Associates at firms performing best at AI integration were also more likely to score their firm positively in other areas of their working life, including work/life balance, training quality and leadership vision. Satisfaction with more transactional factors, such as pay, was no different in high or low performing firms.
This was not the case in all types of firm – larger firms underperforming on AI integration tended to underperform across the board on delivering associate satisfaction. In more niche and specialist practices, a lack of AI confidence was not associated with poor experiences in working life overall.
Cait Evans, global talent head of research at Chambers, says: “If law firms want to fully unleash the benefits of AI, they need to go beyond simply investing in the tools. Across the market, associates still lack confidence in using AI and need quality training alongside a leadership that is seen to be actively embracing its use.
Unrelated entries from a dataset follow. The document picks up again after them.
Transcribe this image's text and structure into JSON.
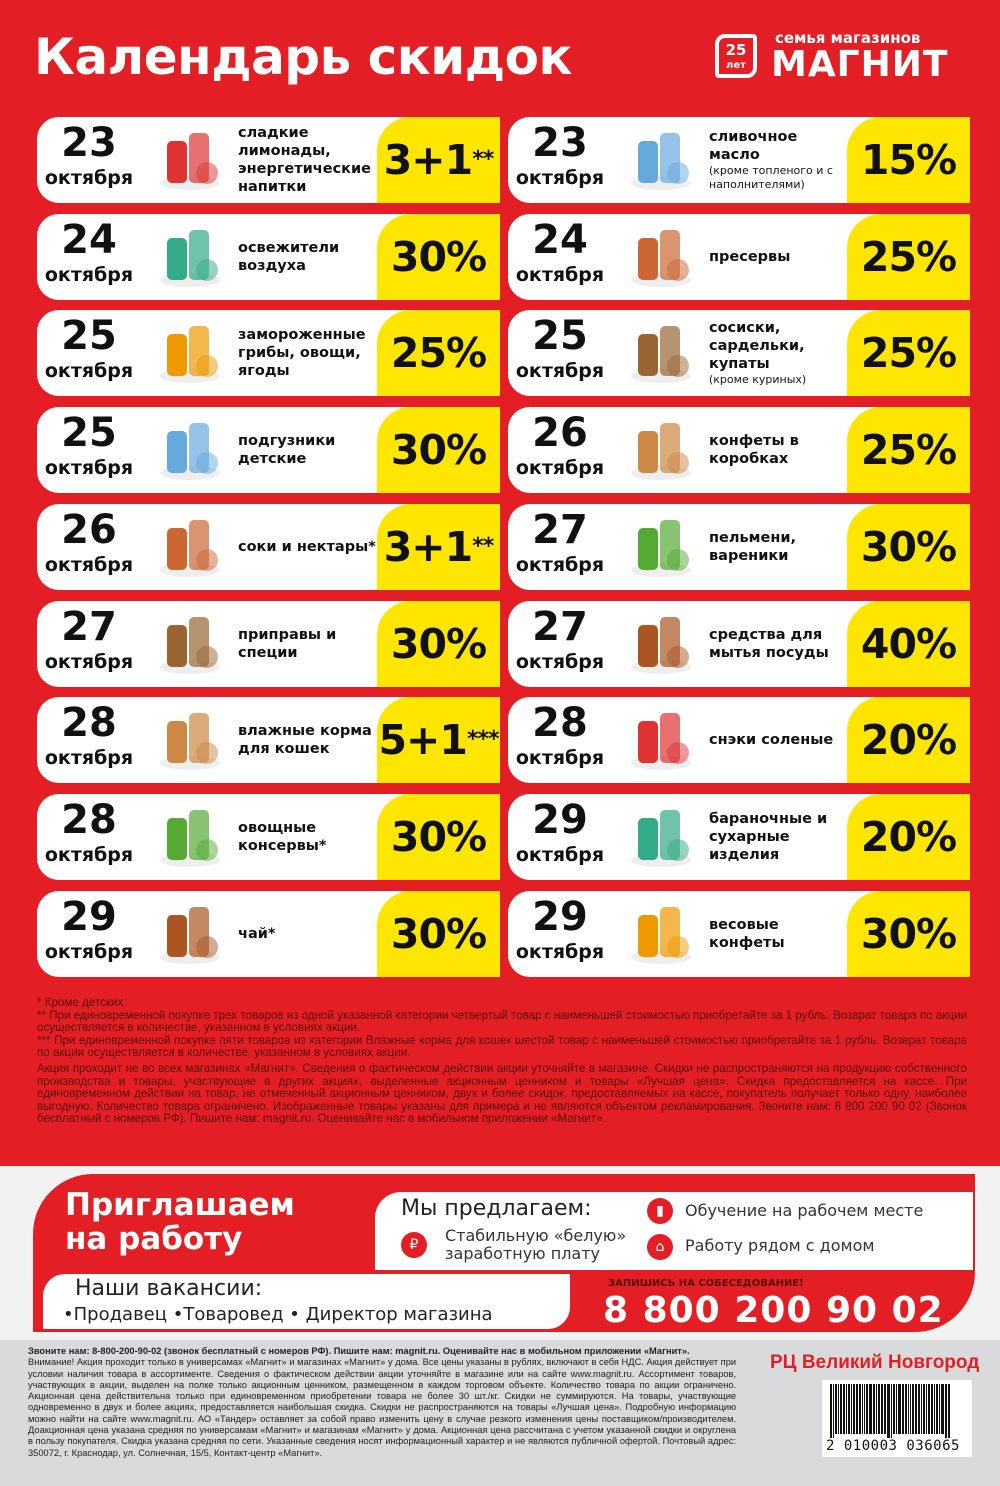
{
  "header": {
    "title": "Календарь скидок",
    "logo": {
      "tagline": "семья магазинов",
      "brand": "МАГНИТ",
      "anniversary": "25",
      "anniversary_unit": "лет"
    }
  },
  "colors": {
    "brand_red": "#e31e24",
    "discount_yellow": "#ffe600",
    "footer_gray": "#d9dadc"
  },
  "left": [
    {
      "day": "23",
      "month": "октября",
      "name": "сладкие лимонады, энергетические напитки",
      "note": "",
      "discount": "3+1",
      "mark": "**",
      "icon": "soda-bottles"
    },
    {
      "day": "24",
      "month": "октября",
      "name": "освежители воздуха",
      "note": "",
      "discount": "30%",
      "mark": "",
      "icon": "air-freshener"
    },
    {
      "day": "25",
      "month": "октября",
      "name": "замороженные грибы, овощи, ягоды",
      "note": "",
      "discount": "25%",
      "mark": "",
      "icon": "frozen-food"
    },
    {
      "day": "25",
      "month": "октября",
      "name": "подгузники детские",
      "note": "",
      "discount": "30%",
      "mark": "",
      "icon": "diapers"
    },
    {
      "day": "26",
      "month": "октября",
      "name": "соки и нектары*",
      "note": "",
      "discount": "3+1",
      "mark": "**",
      "icon": "juice-jug"
    },
    {
      "day": "27",
      "month": "октября",
      "name": "приправы и специи",
      "note": "",
      "discount": "30%",
      "mark": "",
      "icon": "spices"
    },
    {
      "day": "28",
      "month": "октября",
      "name": "влажные корма для кошек",
      "note": "",
      "discount": "5+1",
      "mark": "***",
      "icon": "cat-food"
    },
    {
      "day": "28",
      "month": "октября",
      "name": "овощные консервы*",
      "note": "",
      "discount": "30%",
      "mark": "",
      "icon": "canned-vegetables"
    },
    {
      "day": "29",
      "month": "октября",
      "name": "чай*",
      "note": "",
      "discount": "30%",
      "mark": "",
      "icon": "tea"
    }
  ],
  "right": [
    {
      "day": "23",
      "month": "октября",
      "name": "сливочное масло",
      "note": "(кроме топленого и с наполнителями)",
      "discount": "15%",
      "mark": "",
      "icon": "butter"
    },
    {
      "day": "24",
      "month": "октября",
      "name": "пресервы",
      "note": "",
      "discount": "25%",
      "mark": "",
      "icon": "preserves"
    },
    {
      "day": "25",
      "month": "октября",
      "name": "сосиски, сардельки, купаты",
      "note": "(кроме куриных)",
      "discount": "25%",
      "mark": "",
      "icon": "sausages"
    },
    {
      "day": "26",
      "month": "октября",
      "name": "конфеты в коробках",
      "note": "",
      "discount": "25%",
      "mark": "",
      "icon": "boxed-candy"
    },
    {
      "day": "27",
      "month": "октября",
      "name": "пельмени, вареники",
      "note": "",
      "discount": "30%",
      "mark": "",
      "icon": "dumplings"
    },
    {
      "day": "27",
      "month": "октября",
      "name": "средства для мытья посуды",
      "note": "",
      "discount": "40%",
      "mark": "",
      "icon": "dish-soap"
    },
    {
      "day": "28",
      "month": "октября",
      "name": "снэки соленые",
      "note": "",
      "discount": "20%",
      "mark": "",
      "icon": "snacks"
    },
    {
      "day": "29",
      "month": "октября",
      "name": "бараночные и сухарные изделия",
      "note": "",
      "discount": "20%",
      "mark": "",
      "icon": "bagels"
    },
    {
      "day": "29",
      "month": "октября",
      "name": "весовые конфеты",
      "note": "",
      "discount": "30%",
      "mark": "",
      "icon": "candy"
    }
  ],
  "notes": [
    "* Кроме детских.",
    "** При единовременной покупке трех товаров из одной указанной категории четвертый товар с наименьшей стоимостью приобретайте за 1 рубль. Возврат товара по акции осуществляется в количестве, указанном в условиях акции.",
    "*** При единовременной покупке пяти товаров из категории Влажные корма для кошек шестой товар с наименьшей стоимостью приобретайте за 1 рубль. Возврат товара по акции осуществляется в количестве, указанном в условиях акции.",
    "Акция проходит не во всех магазинах «Магнит». Сведения о фактическом действии акции уточняйте в магазине. Скидки не распространяются на продукцию собственного производства и товары, участвующие в других акциях, выделенные акционным ценником и товары «Лучшая цена». Скидка предоставляется на кассе. При единовременном действии на товар, не отмеченный акционным ценником, двух и более скидок, предоставляемых на кассе, покупатель получает только одну, наиболее выгодную. Количество товара ограничено. Изображенные товары указаны для примера и не являются объектом рекламирования. Звоните нам: 8 800 200 90 02 (Звонок бесплатный с номеров РФ). Пишите нам: magnit.ru. Оценивайте нас в мобильном приложении «Магнит»."
  ],
  "jobs": {
    "invite": "Приглашаем на работу",
    "offer_title": "Мы предлагаем:",
    "offer_salary": "Стабильную «белую» заработную плату",
    "offer_training": "Обучение на рабочем месте",
    "offer_near_home": "Работу рядом с домом",
    "vacancies_title": "Наши вакансии:",
    "vacancies": "•Продавец •Товаровед • Директор магазина",
    "call_to_action": "ЗАПИШИСЬ НА СОБЕСЕДОВАНИЕ!",
    "phone": "8 800 200 90 02"
  },
  "footer": {
    "bold": "Звоните нам: 8-800-200-90-02 (звонок бесплатный с номеров РФ). Пишите нам: magnit.ru. Оценивайте нас в мобильном приложении «Магнит».",
    "text": "Внимание! Акция проходит только в универсамах «Магнит» и магазинах «Магнит» у дома. Все цены указаны в рублях, включают в себя НДС. Акция действует при условии наличия товара в ассортименте. Сведения о фактическом действии акции уточняйте в магазине или на сайте www.magnit.ru. Ассортимент товаров, участвующих в акции, выделен на полке только акционным ценником, размещенном в каждом торговом объекте. Количество товара по акции ограничено. Акционная цена действительна только при единовременном приобретении товара не более 30 шт./кг. Скидки не суммируются. На товары, участвующие одновременно в двух и более акциях, предоставляется наибольшая скидка. Скидки не распространяются на товары «Лучшая цена». Подробную информацию можно найти на сайте www.magnit.ru. АО «Тандер» оставляет за собой право изменить цену в случае резкого изменения цены поставщиком/производителем. Доакционная цена указана средняя по универсамам «Магнит» и магазинам «Магнит» у дома. Акционная цена рассчитана с учетом указанной скидки и округлена в пользу покупателя. Скидка указана средняя по сети. Указанные сведения носят информационный характер и не являются публичной офертой. Почтовый адрес: 350072, г. Краснодар, ул. Солнечная, 15/5, Контакт-центр «Магнит».",
    "region": "РЦ Великий Новгород",
    "barcode": "2 010003 036065"
  }
}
“It is surprising to see that those associates working for firms with the most expertise when it comes to advising their own clients on AI are among the least confident at using it themselves. It demonstrates fundamental differences as to how law firms relate to AI, with those who treat the technology as integral to their own operations generally doing far better than those approaching it from a commercial and advisory perspective.
“Announcements such as global law firm, Freshfields’ recent multi-year partnership with Anthropic, which will be deploying AI across more than 5,700 lawyers and staff globally, signal that the pace of operational commitment is accelerating. The question our data raises is whether that commitment will reach associates in a way that builds genuine confidence, not just capability on paper.
“There is still a great deal of skepticism to overcome but as AI adoption accelerates, AI integration is becoming part of the fabric of what a strong associate experience looks like. Firms that understand that earliest, and build accordingly, are the ones creating the strongest foundations for the future.”